We are not pushing domestic versus off-shore, but instead the analysis of what using a third party call center can do for your business. One of our clients outsourced 300,000 phone calls off shore, resulting in a substantial reduction in costs. How substantial? This client’s fully loaded internal cost per minute was $0.72, while a fully loaded off-shore cost per minute for this client was$0.42—and most of the customer service remains in-house. Additionally, the client’s 90,000 mail/fax orders cost was only $0.15 per order: scanned, transmitted to Asia, keyed overnight and available on-line for picking and customer service the next morning.
Clearly, you need to look at the potential savings of outsourcing. How should you approach doing this type of study?
Know your internal costs. In order to compare your internal costs versus third party outsourcing, you need to identify your fully loaded internal costs. “Fully loaded” includes direct and indirect labor, occupancy and telecom costs. This needs to be converted to a cost-per-minute basis, which is how outsourcing will generally be proposed and invoiced. You may say that you can’t control occupancy costs, however, there may be other uses for that space, if call center is outsourced.

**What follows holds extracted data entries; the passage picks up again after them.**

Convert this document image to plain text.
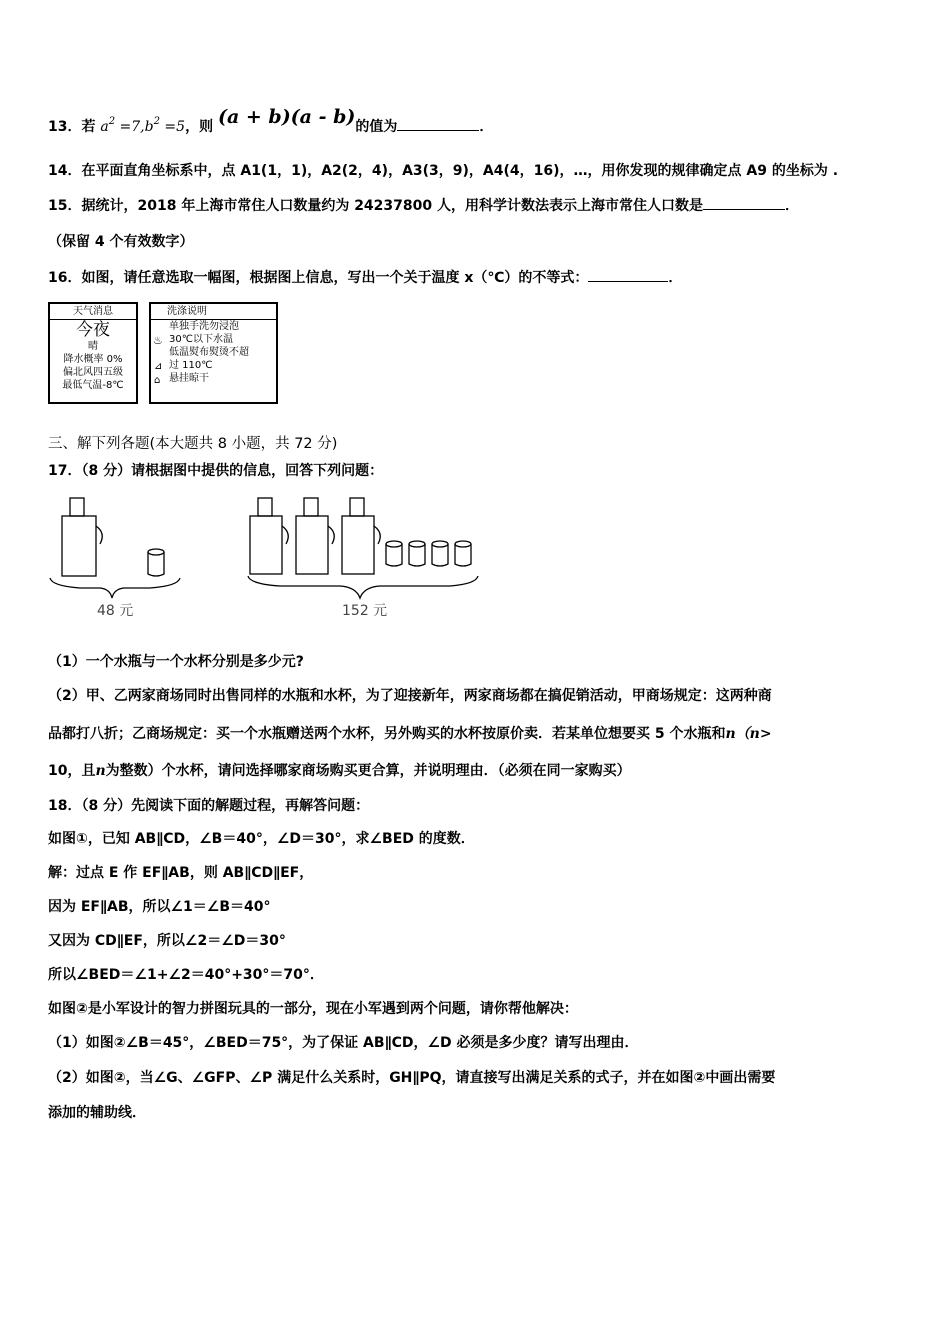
13．若 $a^2 =7,b^2 =5$，则 (a + b)(a - b)的值为	．
14．在平面直角坐标系中，点 A1(1，1)，A2(2，4)，A3(3，9)，A4(4，16)，…，用你发现的规律确定点 A9 的坐标为 .
15．据统计，2018 年上海市常住人口数量约为 24237800 人，用科学计数法表示上海市常住人口数是	．
（保留 4 个有效数字）
16．如图，请任意选取一幅图，根据图上信息，写出一个关于温度 x（℃）的不等式：	．
天气消息
今夜
晴
降水概率 0%
偏北风四五级
最低气温-8℃
洗涤说明
♨
⊿
⌂
单独手洗勿浸泡
30℃以下水温
低温熨布熨烫不超
过 110℃
悬挂晾干
三、解下列各题(本大题共 8 小题，共 72 分)
17．（8 分）请根据图中提供的信息，回答下列问题：
48 元	152 元
（1）一个水瓶与一个水杯分别是多少元?
（2）甲、乙两家商场同时出售同样的水瓶和水杯，为了迎接新年，两家商场都在搞促销活动，甲商场规定：这两种商
品都打八折；乙商场规定：买一个水瓶赠送两个水杯，另外购买的水杯按原价卖．若某单位想要买 5 个水瓶和n（n>
10，且n为整数）个水杯，请问选择哪家商场购买更合算，并说明理由．（必须在同一家购买）
18．（8 分）先阅读下面的解题过程，再解答问题：
如图①，已知 AB∥CD，∠B＝40°，∠D＝30°，求∠BED 的度数．
解：过点 E 作 EF∥AB，则 AB∥CD∥EF，
因为 EF∥AB，所以∠1＝∠B＝40°
又因为 CD∥EF，所以∠2＝∠D＝30°
所以∠BED＝∠1+∠2＝40°+30°＝70°．
如图②是小军设计的智力拼图玩具的一部分，现在小军遇到两个问题，请你帮他解决：
（1）如图②∠B＝45°，∠BED＝75°，为了保证 AB∥CD，∠D 必须是多少度？请写出理由．
（2）如图②，当∠G、∠GFP、∠P 满足什么关系时，GH∥PQ，请直接写出满足关系的式子，并在如图②中画出需要
添加的辅助线．
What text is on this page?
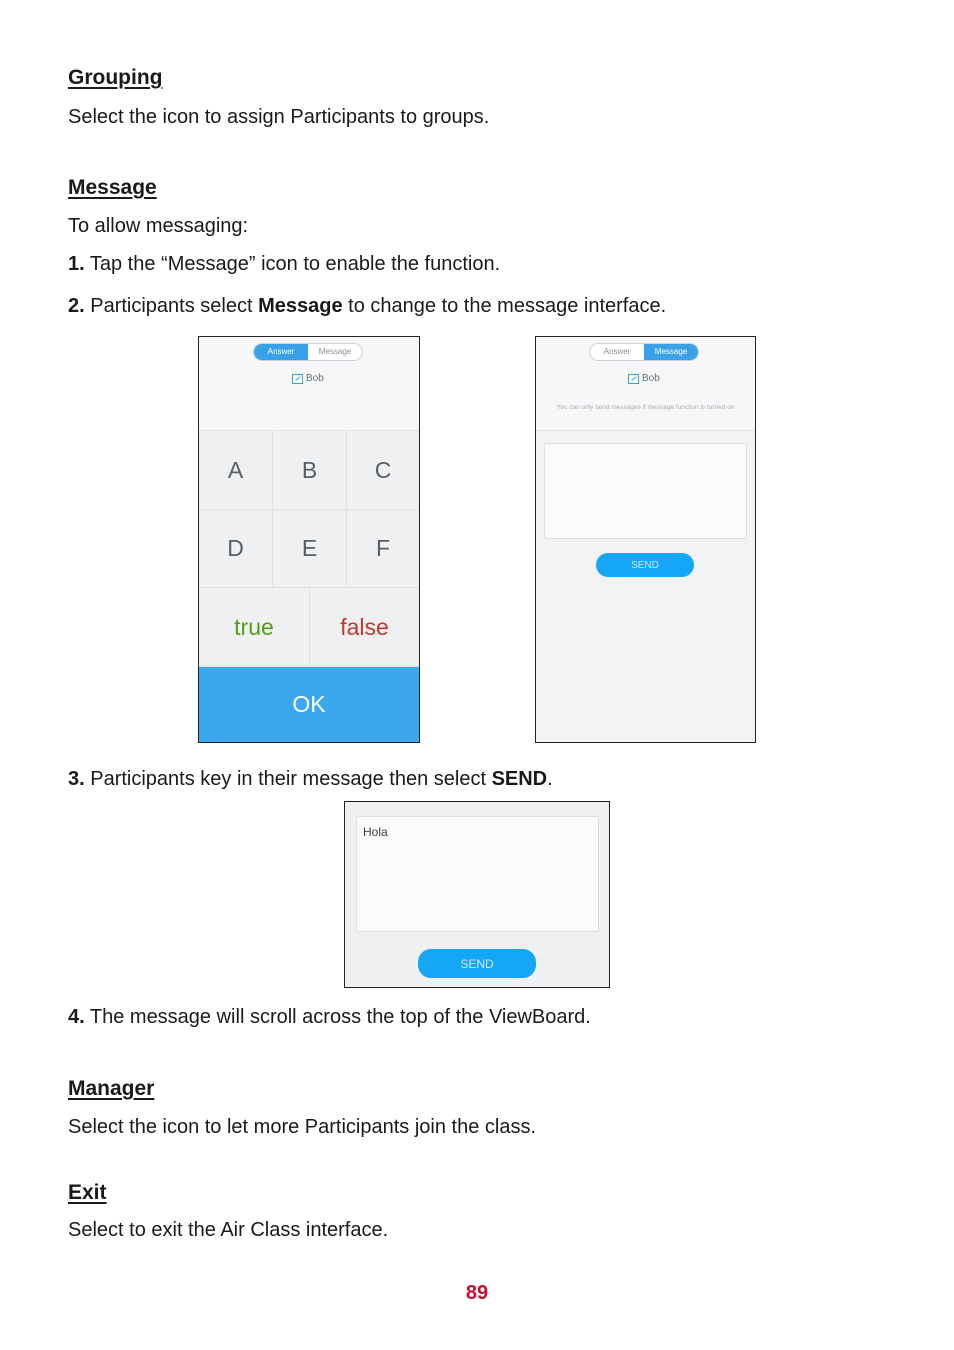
Grouping
Select the icon to assign Participants to groups.
Message
To allow messaging:
1. Tap the “Message” icon to enable the function.
2. Participants select Message to change to the message interface.
Answer	Message
Bob
A	B	C
D	E	F
true	false
OK
Answer	Message
Bob
You can only send messages if message function is turned on
SEND
3. Participants key in their message then select SEND.
Hola
SEND
4. The message will scroll across the top of the ViewBoard.
Manager
Select the icon to let more Participants join the class.
Exit
Select to exit the Air Class interface.
89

Competitively bid out to multiple vendors. It goes without saying that you need to competitively bid the call center functions in question to a short list of qualified bidders; both domestic and off-shore. This is the only way to get the lowest costs.

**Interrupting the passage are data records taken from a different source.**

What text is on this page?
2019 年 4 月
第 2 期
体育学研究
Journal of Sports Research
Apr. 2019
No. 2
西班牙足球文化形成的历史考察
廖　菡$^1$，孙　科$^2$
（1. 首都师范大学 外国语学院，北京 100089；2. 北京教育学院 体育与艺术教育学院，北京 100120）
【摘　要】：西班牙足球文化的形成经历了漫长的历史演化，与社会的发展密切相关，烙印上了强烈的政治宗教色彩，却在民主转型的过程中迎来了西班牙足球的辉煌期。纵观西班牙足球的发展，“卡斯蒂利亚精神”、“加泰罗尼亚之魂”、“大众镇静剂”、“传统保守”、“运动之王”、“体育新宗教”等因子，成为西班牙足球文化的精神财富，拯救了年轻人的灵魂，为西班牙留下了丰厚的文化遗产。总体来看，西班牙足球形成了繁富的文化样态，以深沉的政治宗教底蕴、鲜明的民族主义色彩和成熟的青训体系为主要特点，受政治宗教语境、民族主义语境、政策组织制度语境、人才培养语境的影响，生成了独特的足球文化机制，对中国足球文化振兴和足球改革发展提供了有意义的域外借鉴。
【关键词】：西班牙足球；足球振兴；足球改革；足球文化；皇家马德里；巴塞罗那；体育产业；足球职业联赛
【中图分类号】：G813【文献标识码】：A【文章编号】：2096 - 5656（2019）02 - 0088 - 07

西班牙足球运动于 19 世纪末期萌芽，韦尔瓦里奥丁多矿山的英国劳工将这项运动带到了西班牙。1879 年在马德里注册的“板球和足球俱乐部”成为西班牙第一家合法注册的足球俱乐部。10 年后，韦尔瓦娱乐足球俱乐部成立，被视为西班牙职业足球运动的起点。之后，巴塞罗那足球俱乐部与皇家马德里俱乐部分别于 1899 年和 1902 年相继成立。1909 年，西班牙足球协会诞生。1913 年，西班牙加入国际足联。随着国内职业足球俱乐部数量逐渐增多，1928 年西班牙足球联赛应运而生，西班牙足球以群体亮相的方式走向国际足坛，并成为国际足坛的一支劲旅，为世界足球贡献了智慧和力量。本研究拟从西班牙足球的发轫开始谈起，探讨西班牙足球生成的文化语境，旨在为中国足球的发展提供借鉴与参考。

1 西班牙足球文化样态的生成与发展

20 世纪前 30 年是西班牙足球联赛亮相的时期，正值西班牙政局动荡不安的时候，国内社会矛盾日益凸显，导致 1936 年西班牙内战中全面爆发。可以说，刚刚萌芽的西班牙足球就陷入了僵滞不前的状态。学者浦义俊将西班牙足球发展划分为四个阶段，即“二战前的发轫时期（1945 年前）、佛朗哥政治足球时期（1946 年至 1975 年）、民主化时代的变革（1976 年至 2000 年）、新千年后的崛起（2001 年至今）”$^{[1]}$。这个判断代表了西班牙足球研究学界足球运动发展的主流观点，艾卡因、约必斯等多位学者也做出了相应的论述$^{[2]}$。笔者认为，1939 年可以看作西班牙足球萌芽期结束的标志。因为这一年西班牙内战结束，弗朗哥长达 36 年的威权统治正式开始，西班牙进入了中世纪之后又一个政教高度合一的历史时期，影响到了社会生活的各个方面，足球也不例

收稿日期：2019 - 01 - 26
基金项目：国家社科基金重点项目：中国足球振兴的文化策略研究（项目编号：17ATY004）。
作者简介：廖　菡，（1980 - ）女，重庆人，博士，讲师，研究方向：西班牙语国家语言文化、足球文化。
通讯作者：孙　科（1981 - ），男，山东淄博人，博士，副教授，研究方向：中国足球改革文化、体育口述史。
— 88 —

Formalize an RFP (Request For Proposal). This should include:
- A pro forma for your business, meaning the types and volumes of transactions (actual and multi-year forward projections)
- Required services and functions
- Service level standards for total call length, abandonment rate, and average call service level standards
- Request references, boilerplate contract, and reports available
- Details about order management systems needs and systems integrations including eCommerce site, etc.

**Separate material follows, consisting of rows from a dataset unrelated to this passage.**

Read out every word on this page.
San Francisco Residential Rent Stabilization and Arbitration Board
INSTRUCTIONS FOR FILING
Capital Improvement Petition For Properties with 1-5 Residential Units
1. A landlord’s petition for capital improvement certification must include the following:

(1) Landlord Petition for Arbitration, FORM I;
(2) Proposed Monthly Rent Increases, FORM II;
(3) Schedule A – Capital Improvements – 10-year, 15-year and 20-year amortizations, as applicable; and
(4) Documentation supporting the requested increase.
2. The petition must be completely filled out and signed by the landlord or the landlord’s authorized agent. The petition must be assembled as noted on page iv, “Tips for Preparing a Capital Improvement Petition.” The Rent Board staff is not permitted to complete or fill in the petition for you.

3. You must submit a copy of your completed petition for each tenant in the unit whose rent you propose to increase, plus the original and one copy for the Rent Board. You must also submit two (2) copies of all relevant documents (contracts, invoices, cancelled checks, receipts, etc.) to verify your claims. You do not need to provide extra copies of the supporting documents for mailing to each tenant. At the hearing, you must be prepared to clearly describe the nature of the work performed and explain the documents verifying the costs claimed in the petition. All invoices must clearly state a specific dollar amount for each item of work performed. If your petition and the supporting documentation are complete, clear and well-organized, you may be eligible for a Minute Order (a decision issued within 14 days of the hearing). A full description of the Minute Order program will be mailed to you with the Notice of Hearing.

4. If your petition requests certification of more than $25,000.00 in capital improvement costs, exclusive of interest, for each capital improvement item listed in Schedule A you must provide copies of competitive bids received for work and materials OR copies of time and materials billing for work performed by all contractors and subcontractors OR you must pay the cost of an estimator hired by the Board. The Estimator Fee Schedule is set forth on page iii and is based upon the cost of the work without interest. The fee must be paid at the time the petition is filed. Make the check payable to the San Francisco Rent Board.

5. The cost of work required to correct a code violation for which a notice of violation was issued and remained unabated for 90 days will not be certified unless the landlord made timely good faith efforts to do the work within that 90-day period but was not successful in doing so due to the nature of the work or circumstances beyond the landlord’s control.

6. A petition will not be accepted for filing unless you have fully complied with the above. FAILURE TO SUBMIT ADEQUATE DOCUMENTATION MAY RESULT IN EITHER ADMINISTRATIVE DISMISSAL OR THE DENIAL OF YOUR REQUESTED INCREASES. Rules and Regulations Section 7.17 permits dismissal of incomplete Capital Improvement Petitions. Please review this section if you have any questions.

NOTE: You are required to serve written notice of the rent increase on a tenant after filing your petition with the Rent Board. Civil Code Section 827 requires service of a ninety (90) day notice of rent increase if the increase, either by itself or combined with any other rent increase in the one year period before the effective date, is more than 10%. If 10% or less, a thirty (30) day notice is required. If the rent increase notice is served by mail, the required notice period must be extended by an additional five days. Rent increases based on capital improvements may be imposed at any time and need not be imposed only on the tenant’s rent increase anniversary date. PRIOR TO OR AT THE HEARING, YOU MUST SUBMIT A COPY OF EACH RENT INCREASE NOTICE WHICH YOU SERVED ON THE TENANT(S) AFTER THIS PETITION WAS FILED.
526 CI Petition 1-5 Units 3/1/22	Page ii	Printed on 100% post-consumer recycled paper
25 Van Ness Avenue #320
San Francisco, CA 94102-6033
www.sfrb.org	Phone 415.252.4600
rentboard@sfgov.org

Decide what to keep in-house. You should keep your call center customer service internal. This gives you a way to monitor the service levels of the outsource company. It also gives you the opportunity to have control and be the "front line" for resolving customer issues.
Ask other critical questions. Among the things you’ll want to know:
- How will training be conducted about your product(s) and company policies?
- Is the third party provider PCI compliant and certified? To what level?
- How will you monitor your customers’ calls coming into the third party call center?
- Who are the company’s references? Come up with standardized questions to ask each of the references so you can compare their responses.
Domestic outsourcing has some advantages over off shore. Here are a few that I think are important:
- There may be an advantage in the area of English speech. However, I am greatly impressed with how well the Philippines has performed for some of our clients.
- Shorter travel distance means you can visit call centers more often.
- Understands US culture.
- Keeps jobs in the USA. This may or may not be as much of a factor for you.
Of course, domestic outsource providers’ costs may be higher than some off-shore solutions, but that is not necessarily a dead end. We have one client, a major non-profit with a high average order, that outsourced 100% of its direct orders domestically while keeping customer service in house. They were able to successfully renegotiate with their domestic outsource provider so that the costs were not so widely different.